Morphological Classification of Extragalactic Radio Sources Using Gradient Boosting Methods

The field of radio astronomy is witnessing a boom in the amount of data produced per day due to newly commissioned radio telescopes. One of the most crucial problems in this field is the automatic classification of extragalactic radio sources based on their morphologies. Most recent contributions in the field of morphological classification of extragalactic radio sources have proposed classifiers based on convolutional neural networks. Alternatively, this work proposes gradient boosting machine learning methods accompanied by principal component analysis as data-efficient alternatives to convolutional neural networks. Recent findings have shown the efficacy of gradient boosting methods in outperforming deep learning methods for classification problems with tabular data.
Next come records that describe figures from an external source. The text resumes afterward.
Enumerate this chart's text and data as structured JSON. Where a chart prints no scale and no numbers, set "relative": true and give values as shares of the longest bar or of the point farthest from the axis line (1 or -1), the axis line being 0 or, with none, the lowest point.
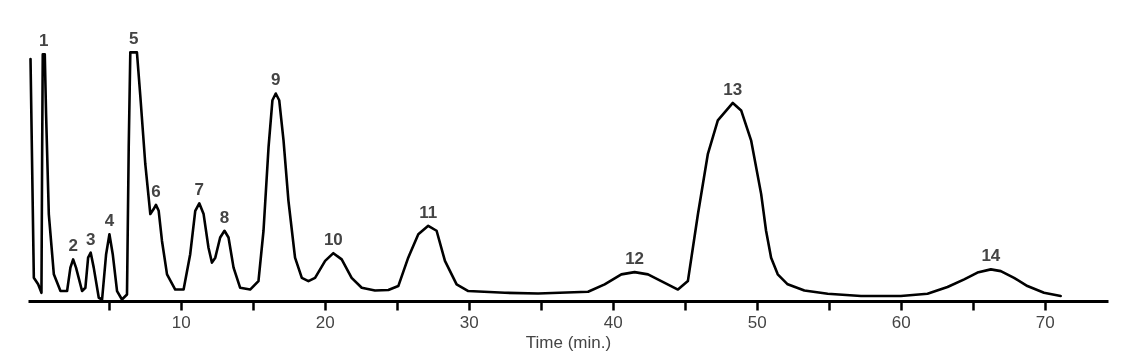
{
  "chart_data": {
    "type": "line",
    "relative": true,
    "xlabel": "Time (min.)",
    "xlim": [
      -0.6,
      74.4
    ],
    "xticks": [
      {
        "value": 5,
        "label": null
      },
      10,
      {
        "value": 15,
        "label": null
      },
      20,
      {
        "value": 25,
        "label": null
      },
      30,
      {
        "value": 35,
        "label": null
      },
      40,
      {
        "value": 45,
        "label": null
      },
      50,
      {
        "value": 55,
        "label": null
      },
      60,
      {
        "value": 65,
        "label": null
      },
      70
    ],
    "grid": false,
    "tick_labels": "x",
    "marker": "none",
    "line_style": "solid",
    "series": [
      {
        "color": "#000000",
        "x": [
          -0.46,
          -0.23,
          0.07,
          0.3,
          0.35,
          0.39,
          0.53,
          0.62,
          0.81,
          1.16,
          1.62,
          2.08,
          2.31,
          2.5,
          2.7,
          3.12,
          3.35,
          3.54,
          3.72,
          3.93,
          4.28,
          4.51,
          4.79,
          5.02,
          5.25,
          5.55,
          5.89,
          6.24,
          6.36,
          6.47,
          6.93,
          7.17,
          7.51,
          7.86,
          8.09,
          8.25,
          8.44,
          8.67,
          9.02,
          9.59,
          10.17,
          10.63,
          10.98,
          11.26,
          11.56,
          11.9,
          12.14,
          12.37,
          12.71,
          13.01,
          13.29,
          13.64,
          14.1,
          14.79,
          15.37,
          15.72,
          16.07,
          16.34,
          16.57,
          16.81,
          17.11,
          17.45,
          17.91,
          18.38,
          18.84,
          19.3,
          20.0,
          20.57,
          21.15,
          21.84,
          22.54,
          23.46,
          24.39,
          25.08,
          25.77,
          26.47,
          27.16,
          27.74,
          28.32,
          29.13,
          29.94,
          32.48,
          34.79,
          38.26,
          39.41,
          40.57,
          41.49,
          42.42,
          43.34,
          44.5,
          45.19,
          45.89,
          46.58,
          47.27,
          48.31,
          48.89,
          49.58,
          50.28,
          50.62,
          50.97,
          51.43,
          52.12,
          53.28,
          54.9,
          57.21,
          59.98,
          61.83,
          63.22,
          64.38,
          65.3,
          66.23,
          66.92,
          67.84,
          68.77,
          69.92,
          71.08
        ],
        "values": [
          0.973,
          0.095,
          0.069,
          0.035,
          0.62,
          0.992,
          0.992,
          0.754,
          0.351,
          0.109,
          0.042,
          0.042,
          0.136,
          0.169,
          0.136,
          0.042,
          0.055,
          0.176,
          0.196,
          0.136,
          0.015,
          0.008,
          0.19,
          0.27,
          0.19,
          0.042,
          0.008,
          0.028,
          0.62,
          1.0,
          1.0,
          0.821,
          0.552,
          0.351,
          0.371,
          0.388,
          0.364,
          0.243,
          0.109,
          0.048,
          0.048,
          0.19,
          0.364,
          0.394,
          0.351,
          0.216,
          0.156,
          0.176,
          0.257,
          0.284,
          0.257,
          0.136,
          0.055,
          0.048,
          0.082,
          0.284,
          0.62,
          0.808,
          0.835,
          0.808,
          0.647,
          0.405,
          0.176,
          0.095,
          0.082,
          0.095,
          0.163,
          0.194,
          0.169,
          0.095,
          0.055,
          0.044,
          0.046,
          0.062,
          0.176,
          0.27,
          0.304,
          0.284,
          0.163,
          0.069,
          0.042,
          0.035,
          0.032,
          0.039,
          0.069,
          0.109,
          0.118,
          0.109,
          0.082,
          0.048,
          0.082,
          0.351,
          0.593,
          0.727,
          0.797,
          0.767,
          0.647,
          0.431,
          0.284,
          0.176,
          0.109,
          0.069,
          0.044,
          0.031,
          0.022,
          0.022,
          0.031,
          0.058,
          0.089,
          0.116,
          0.129,
          0.122,
          0.095,
          0.062,
          0.035,
          0.022
        ]
      }
    ],
    "annotations": [
      {
        "text": "1",
        "x": 0.46,
        "y": 0.992
      },
      {
        "text": "2",
        "x": 2.5,
        "y": 0.169
      },
      {
        "text": "3",
        "x": 3.72,
        "y": 0.196
      },
      {
        "text": "4",
        "x": 5.02,
        "y": 0.27
      },
      {
        "text": "5",
        "x": 6.7,
        "y": 1.0
      },
      {
        "text": "6",
        "x": 8.25,
        "y": 0.388
      },
      {
        "text": "7",
        "x": 11.26,
        "y": 0.394
      },
      {
        "text": "8",
        "x": 13.01,
        "y": 0.284
      },
      {
        "text": "9",
        "x": 16.57,
        "y": 0.835
      },
      {
        "text": "10",
        "x": 20.57,
        "y": 0.194
      },
      {
        "text": "11",
        "x": 27.16,
        "y": 0.304
      },
      {
        "text": "12",
        "x": 41.49,
        "y": 0.118
      },
      {
        "text": "13",
        "x": 48.31,
        "y": 0.797
      },
      {
        "text": "14",
        "x": 66.23,
        "y": 0.129
      }
    ]
  }
}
The gradient boosting methods considered in this work are based on the XGBoost, LightGBM, and CatBoost implementations. This work also studies the effect of dataset size on classifier performance. A three-class classification problem is considered in this work based on the three main Fanaroff-Riley classes: class 0, class I, and class II, using radio sources from the Best-Heckman sample. All three proposed gradient boosting methods outperformed a state-of-the-art convolutional neural networks-based classifier using less than a quarter of the number of images, with CatBoost having the highest accuracy. This was mainly due to the superior accuracy of gradient boosting methods in classifying Fanaroff-Riley class II sources, with 3$\unicode{x2013}$4% higher recall.